Further to yesterday’s post, BBC News two months ago posted a chart based on figures that were gathered by the Organisation for Economic Co-operation and Development (OECD) from its 34 members. Comparison of working hours for a larger number of countries is difficult because of the lack of comparable data.
The full OECD data for 2000-2011 can be downloaded here.
Wesley Stephenson of BBC radio’s More or Less programme does an excellent job explaining what these numbers mean.
A look at the average annual hours worked per person in selected countries [those of the OECD] puts South Korea top with a whopping 2,193 hours, followed by Chile on 2,068. ….
“Over the last century, you’ve seen a reduction from very long working hours – nearly 3,000 a year at the beginning of the 1900s – to the turn of the 21st Century when most developing countries were under 1,800 hours,” says [Jon] Messenger [an ILO expert on working hours]. ….

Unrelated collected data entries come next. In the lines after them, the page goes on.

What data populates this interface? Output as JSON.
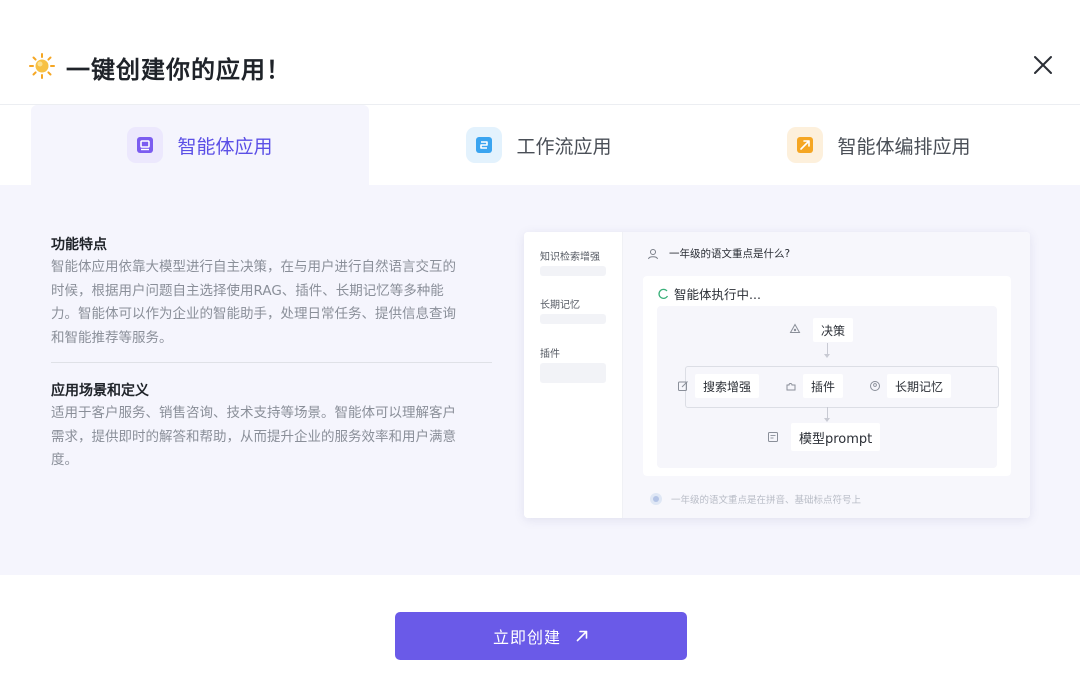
{
  "dialog": {
    "title": "一键创建你的应用！"
  },
  "tabs": [
    {
      "label": "智能体应用",
      "active": true,
      "icon": "agent-app-icon",
      "color": "#7b5cf0"
    },
    {
      "label": "工作流应用",
      "active": false,
      "icon": "workflow-app-icon",
      "color": "#3aa4f0"
    },
    {
      "label": "智能体编排应用",
      "active": false,
      "icon": "agent-orchestration-icon",
      "color": "#f5a623"
    }
  ],
  "features": {
    "title": "功能特点",
    "lines": [
      "智能体应用依靠大模型进行自主决策，在与用户进行自然语言交互的",
      "时候，根据用户问题自主选择使用RAG、插件、长期记忆等多种能",
      "力。智能体可以作为企业的智能助手，处理日常任务、提供信息查询",
      "和智能推荐等服务。"
    ]
  },
  "scenarios": {
    "title": "应用场景和定义",
    "lines": [
      "适用于客户服务、销售咨询、技术支持等场景。智能体可以理解客户",
      "需求，提供即时的解答和帮助，从而提升企业的服务效率和用户满意",
      "度。"
    ]
  },
  "preview": {
    "side_items": [
      "知识检索增强",
      "长期记忆",
      "插件"
    ],
    "question": "一年级的语文重点是什么?",
    "running": "智能体执行中...",
    "nodes": {
      "decision": "决策",
      "search": "搜索增强",
      "plugin": "插件",
      "memory": "长期记忆",
      "model": "模型prompt"
    },
    "answer": "一年级的语文重点是在拼音、基础标点符号上"
  },
  "footer": {
    "create_label": "立即创建"
  },
  "colors": {
    "accent": "#6a5ae8",
    "content_bg": "#f5f5fd"
  }
}
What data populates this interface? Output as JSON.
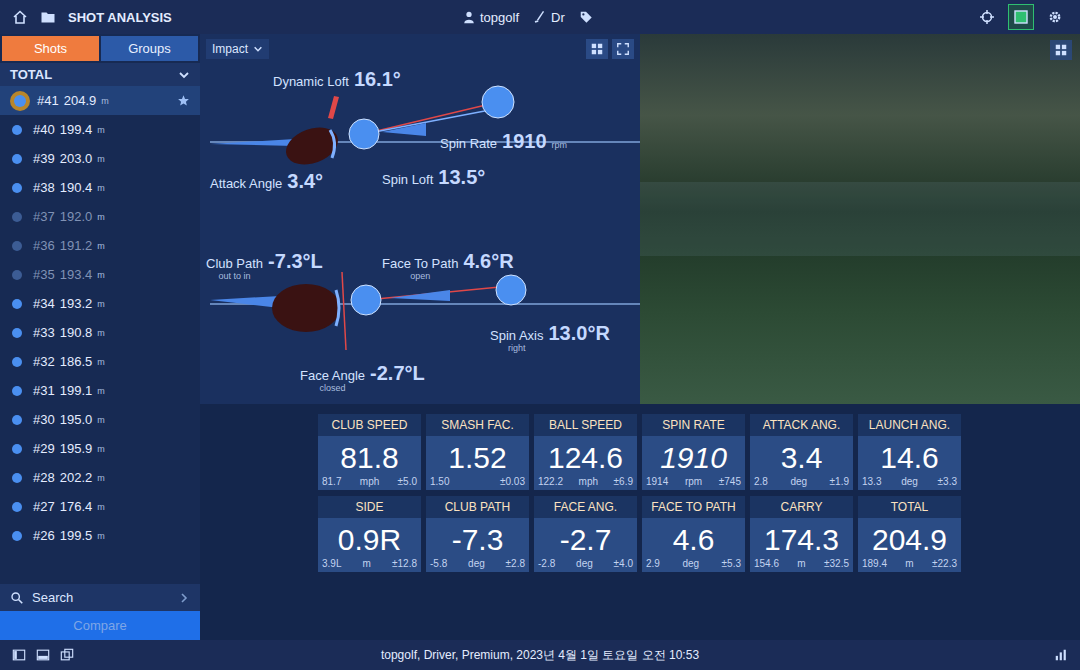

The drop in working hours is in part a reflection of the greater number of part-time workers in the developed world. A large number of part-time workers brings down a country’s average – in the case of Japan, for example, a high proportion of people work excessive hours, but many also work part-time, leaving the country in the middle of the table, with 1,700 hours. ….
Messenger says the average Briton works 150 fewer hours than an American.
“The difference is really driven by the fact that the US is the only developed country that has no legal or contractual or collective requirement to provide any minimum amount of annual leave,” he says.
The UK, in contrast, is subject to the European working time directive, which requires at least four weeks of paid annual leave for every employee.
Wesley Stephenson, “Who works the longest hours?“, BBC News, 23 May 2012.